The essential role of surface pinning in the dynamics of charge density waves submitted to external dc fields

TL;DR

This paper demonstrates that surface pinning significantly influences charge density wave dynamics under external electric fields, with boundary effects dominating bulk pinning in determining electrical properties.

Contribution

It provides an analytical model incorporating surface pinning effects and boundary conditions, explaining experimental observations and emphasizing the importance of surface effects in CDW dynamics.

Findings

Surface pinning causes strong shear deformation in CDWs.

Analytical formulas for phase and threshold field are derived.

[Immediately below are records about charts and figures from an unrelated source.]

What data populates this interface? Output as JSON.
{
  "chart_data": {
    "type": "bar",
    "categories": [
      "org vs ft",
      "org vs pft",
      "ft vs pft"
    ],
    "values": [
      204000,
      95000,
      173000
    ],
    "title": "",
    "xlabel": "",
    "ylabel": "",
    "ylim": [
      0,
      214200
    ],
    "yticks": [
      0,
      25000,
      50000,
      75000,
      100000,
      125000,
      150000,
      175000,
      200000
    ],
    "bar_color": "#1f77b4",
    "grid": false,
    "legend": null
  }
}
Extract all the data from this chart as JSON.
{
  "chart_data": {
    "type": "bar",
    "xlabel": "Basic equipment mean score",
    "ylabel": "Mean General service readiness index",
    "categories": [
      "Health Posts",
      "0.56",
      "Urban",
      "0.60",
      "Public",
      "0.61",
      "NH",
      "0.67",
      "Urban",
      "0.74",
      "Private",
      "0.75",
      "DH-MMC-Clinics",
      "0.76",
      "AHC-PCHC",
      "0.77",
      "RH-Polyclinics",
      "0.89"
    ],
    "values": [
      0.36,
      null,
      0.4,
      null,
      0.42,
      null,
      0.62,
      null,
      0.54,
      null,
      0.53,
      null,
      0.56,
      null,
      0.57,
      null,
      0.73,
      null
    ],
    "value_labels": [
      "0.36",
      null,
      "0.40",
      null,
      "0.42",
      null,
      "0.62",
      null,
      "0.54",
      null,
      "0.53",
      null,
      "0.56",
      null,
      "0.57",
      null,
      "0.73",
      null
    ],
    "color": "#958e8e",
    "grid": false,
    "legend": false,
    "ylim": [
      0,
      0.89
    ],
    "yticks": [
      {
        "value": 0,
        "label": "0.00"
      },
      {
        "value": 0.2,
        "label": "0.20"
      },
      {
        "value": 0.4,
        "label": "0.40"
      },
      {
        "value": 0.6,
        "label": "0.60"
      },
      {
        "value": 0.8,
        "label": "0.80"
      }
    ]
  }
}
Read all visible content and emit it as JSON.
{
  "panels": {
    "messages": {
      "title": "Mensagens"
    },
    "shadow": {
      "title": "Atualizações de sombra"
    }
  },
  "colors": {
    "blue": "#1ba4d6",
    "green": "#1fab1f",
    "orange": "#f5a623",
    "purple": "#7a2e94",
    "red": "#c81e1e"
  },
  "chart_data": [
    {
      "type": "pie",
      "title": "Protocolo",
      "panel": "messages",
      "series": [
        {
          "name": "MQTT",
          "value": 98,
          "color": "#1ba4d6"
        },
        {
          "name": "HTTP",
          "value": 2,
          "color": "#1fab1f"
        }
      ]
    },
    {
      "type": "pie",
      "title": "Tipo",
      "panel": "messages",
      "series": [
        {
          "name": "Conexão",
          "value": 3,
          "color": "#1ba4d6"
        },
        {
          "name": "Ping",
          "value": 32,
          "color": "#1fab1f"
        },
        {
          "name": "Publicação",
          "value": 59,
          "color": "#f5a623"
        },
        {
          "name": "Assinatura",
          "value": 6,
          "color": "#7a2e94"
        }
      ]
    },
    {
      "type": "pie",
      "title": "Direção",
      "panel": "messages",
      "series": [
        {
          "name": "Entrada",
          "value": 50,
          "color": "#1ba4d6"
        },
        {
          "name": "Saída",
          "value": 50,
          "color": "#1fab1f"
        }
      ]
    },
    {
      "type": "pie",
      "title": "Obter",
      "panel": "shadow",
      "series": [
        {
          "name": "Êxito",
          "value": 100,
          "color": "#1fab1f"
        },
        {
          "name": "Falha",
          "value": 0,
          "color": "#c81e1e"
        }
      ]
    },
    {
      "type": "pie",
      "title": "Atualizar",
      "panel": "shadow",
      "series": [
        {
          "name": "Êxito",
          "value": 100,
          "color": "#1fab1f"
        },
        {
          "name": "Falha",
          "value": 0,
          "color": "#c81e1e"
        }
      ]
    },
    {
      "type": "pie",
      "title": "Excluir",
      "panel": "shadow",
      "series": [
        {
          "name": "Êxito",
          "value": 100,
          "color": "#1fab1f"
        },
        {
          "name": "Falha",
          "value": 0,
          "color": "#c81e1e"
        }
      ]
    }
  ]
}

Experimental data align with the model, highlighting boundary effects.

Abstract

A Charge Density Wave (CDW) submitted to an electric field displays a strong shear deformation because of pinning at the lateral surfaces of the sample. This CDW transverse pinning was recently observed but has received little attention from a theoretical point of view until now despite important consequences on electrical conductivity properties. Here, we provide a description of this phenomenon by considering a CDW submitted to an external dc electric field and constrained by boundary conditions including both longitudinal pinning due to electrical contacts and transverse surface pinning. A simple formula for the CDW phase is obtained in 3D by using the Green function and image charges method. In addition, an analytical expression of the threshold field dependence on both length and sample cross section is obtained by considering the phase slip process. We show that the experimental data are well reproduced with this model and that bulk pinning can be neglected. This study shows that the dynamical properties of CDW systems could be mainly driven by boundary effects, despite the comparatively huge sample volumes.